Questions sur le GFF

C’est quoi le GFF?

Le Mécanisme de Financement Mondial en Soutien à Chaque Femme Chaque Enfant (GFF) est un nouveau mécanisme de financement qui peut contribuer à mettre fin aux décès maternels et infantiles évitables et à améliorer la qualité de vie et la santé des femmes, des enfants et des adolescents. Le GFF est un vecteur important auxquels les bailleurs de fonds ont recours pour soutenir la santé de la reproduction de la Mère, du Nouveau-Né, de l’Enfant et de l’Adolescent (SRMNEA). Le GFF influence
également la gouvernance nationale en facilitant l’élaboration d’une stratégie unique, collaborative pour la SRMNEA et le financement à long-terme. Le GFF est considéré comme un mécanisme pionnier et la Banque mondiale envisage de de l’introduire comme une nouvelle modalité de financement dans d’autres secteurs.
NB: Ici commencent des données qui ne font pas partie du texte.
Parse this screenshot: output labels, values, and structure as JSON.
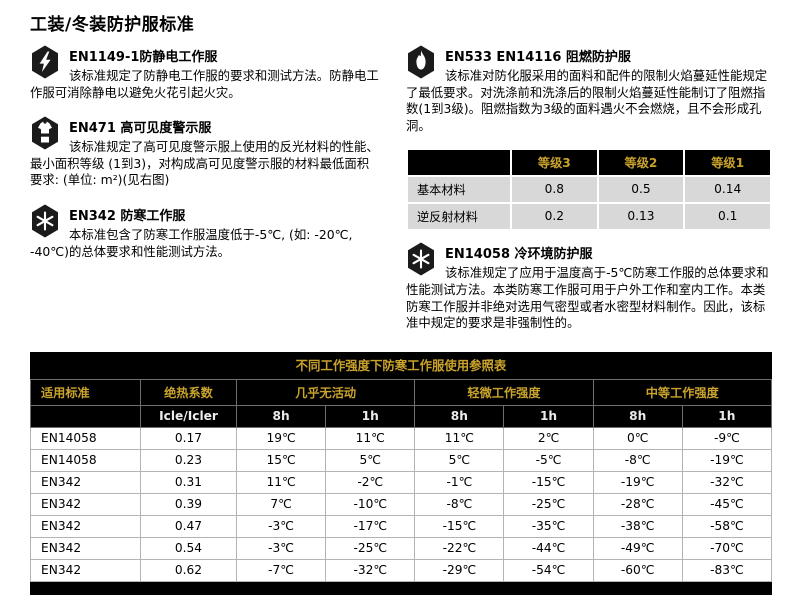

Quels sont les objectifs du GFF?

Le GFF est un partenariat multipartite en soutien de la Stratégie Mondiale pour la Santé des Femmes, des Enfants et des Adolescents du Secrétaire général des Nations Unies et des Objectifs de développement durable (ODD). Il comporte cinq objectifs :
Financer les plans nationaux pour amplifier et mesurer les résultats de la SRMNEA ;
– Soutenir la transition des pays vers un financement national durable de la SRMNEA ;
– Financer le renforcement des systèmes d’enregistrement à l’état civil et des statistiques démographiques ;
– Financer l’élaboration et l’affectation des biens publics mondiaux qui soutiennent de solides systèmes de santé ; et
– Contribuer à une structure de financement de la SRMNEA mieux coordonnée et rationalisée

La vision à long-terme du GFF est de mobiliser des ressources complémentaires pour combler les déficits de financement de la SRMNEA, et améliorer l’efficacité des dépenses au fil du temps. Jusqu’àprésent, le Fonds Fiduciaire du GFF a réuni des engagements de financement d’une valeur de 815 millions de dollars. Pour tenter de combler les déficits de financement et ne pas se concentrer  uniquement sur les financements accordés par les bailleurs de fonds, le GFF réunit des sources de financement nationales et étrangères en soutien de la SRMNEA. Le financement de la santé par le secteur public national (gouvernement) et par le secteur privé

Quel est le processus du GFF?

Le processus du GFF est assez complexe. Il est constitué par:

  • La sélection des pays suite à un tri suivant beaucoup de critères y compris les indicateurs de la SRMNEA, les ressources nationales, et le financement de la santé;
  • La création d’une plateforme nationale multipartite (gouvernement, société civile) dirigée par le gouvernement, chargée des opérations du GFF dans chaque pays. Cette plateforme est importante en ce sens qu’elle est mise en place pour la prise de décision;
  • La disposition d’une stratégie de financement de la santé ou stratégie à long-terme pour le financement du secteur de la santé de manière durable soutenue par le GFF. cette stratégie inclut un plan de mise en œuvre chiffré qui « présente les étapes à court-terme pour concrétiser les étapes et les investissements de la stratégie;
  • La disposition d’un dossier d’investissement qui est un plan de SRMNEA pilotés par les pays, nécessaires pour accéder aux fonds GFF.

Le GFF au Sénégal?

Le Sénégal fait partie de la deuxième vague de pays qui bénéficient du GFF depuis 2015. Le Sénégal a depuis 2015 commencé à impliquer les différentes parties prenantes (gouvernements, société civile, partenaires) pour créer une plateforme nationale multipartite; travailler sur la stratégie de financement et le dossier d’investissement validé au niveau national en juin 2018.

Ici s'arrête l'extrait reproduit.